Outras justificativas podem ser acrescentadas, sem a importância da necessidade já mencionada. O fato é que, mesmo sem conhecer a lei em toda minudência, os membros de uma coletividade são capazes de apreender seus princípios e valores básicos. Nas situações ordinárias da vida, é o que basta para conduzir-se sem violação da lei. Caso o sujeito em questão exerça atividade que requeira conhecimento especializado, será razoável exigir que adquira igualmente o conhecimento das normas setoriais aplicáveis àquela atividade; assim, por exemplo, com os exercentes de profissões regulamentadas, com os que exercem atividade empresária e com os que contratam com o Poder Público. Outro exemplo: é exigível que uma pessoa jurídica operadora de engenharia genética conheça as normas de biossegurança. Tudo isso é dito, porém, sem perder de vista que a razão própria e principal da pressuposição de que a lei é conhecida por todos atende a uma necessidade vital do próprio Direito.
Caio Mário da Silva Pereira sustenta que tanto a teoria da pressuposição quanto da ficção é frágil. In verbis: “os juristas modernos  preferiam encarar a realidade e focalizar o problema à luz da verdade objetiva. A lei é obrigatória, a lei tem de ser obedecida, não por motivo de um conhecimento presumido ou ficto, mas para que seja possível a convivência social. A lei é obrigatória por uma razão de interesse da própria vida social organizada. Quando a Lei de Introdução ao Código Civil declara que ninguém se escusa de cumprir a lei, sob a alegação de que não a conhece, está pura e simplesmente proclamando o princípio de que ela é obrigatória para todos, ainda para aqueles que efetivamente a ignoram.

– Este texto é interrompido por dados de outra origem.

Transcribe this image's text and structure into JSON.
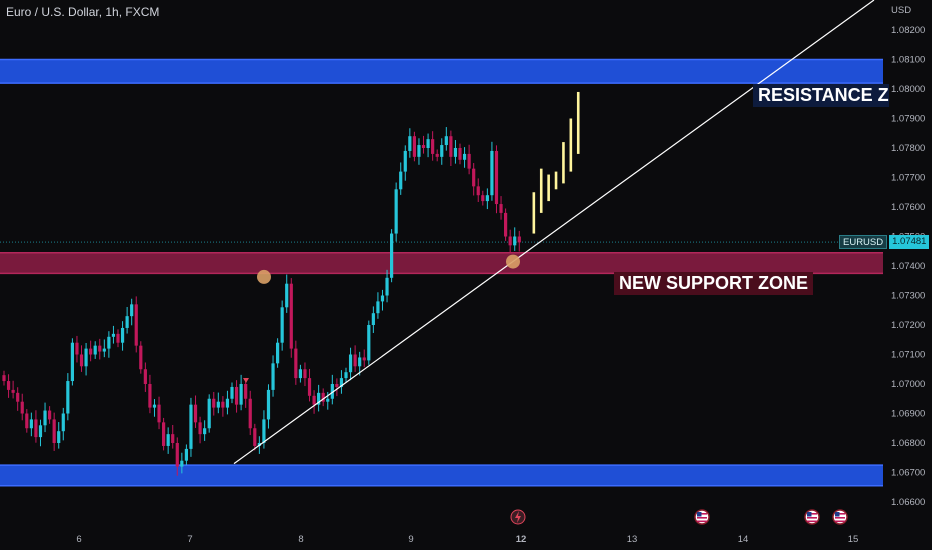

Apesar de acompanharmos o autor quanto à asserção de que a obrigatoriedade da lei impõe-se pela necessidade de harmonia na convivência social, ela apenas conseguiu dar o motivo pelo qual se estabeleceu a ficção de seu conhecimento geral, uma vez publicada. [...]”.
H. Lévy-Bruhl, por sua vez, que trata o direito pelo viés sociológico, no ponto, escrevera: “Os homens têm necessidade de saber como se comportar uns em relação aos outros, mas como saberão, se as regras imperativas a que eles devem ser submetidos variam de um momento para outro? Sem dúvida eles têm a intuição de que essas regras não lhes são estranhas, mas emanam deles próprios – e é essa, aliás, a razão profunda do adágio, segundo o qual – “presume-se que ninguém ignora a lei”. Mas este sentimento geral e vago não basta para guiar os homens no seu comportamento cotidiano. As regras de direito devem ter um mínimo de precisão e de rigidez indispensável à segurança das relações sociais. Elas o adquirem pelo fato de se expressarem em palavras e, nas sociedades modernas, através de fórmula escrita. Mas, daí surge um inevitável conflito entre o caráter estático das normas e o dinamismo da vida. E este conflito dá ao direito, que parece ao profano tão frio e austero, um aspecto dramático e, algumas vezes, até mesmo patético. É apaixonante acompanhar o esforço dos homens para alcançar a justiça, através de fórmulas que, por definição, não poderão realizar plenamente.”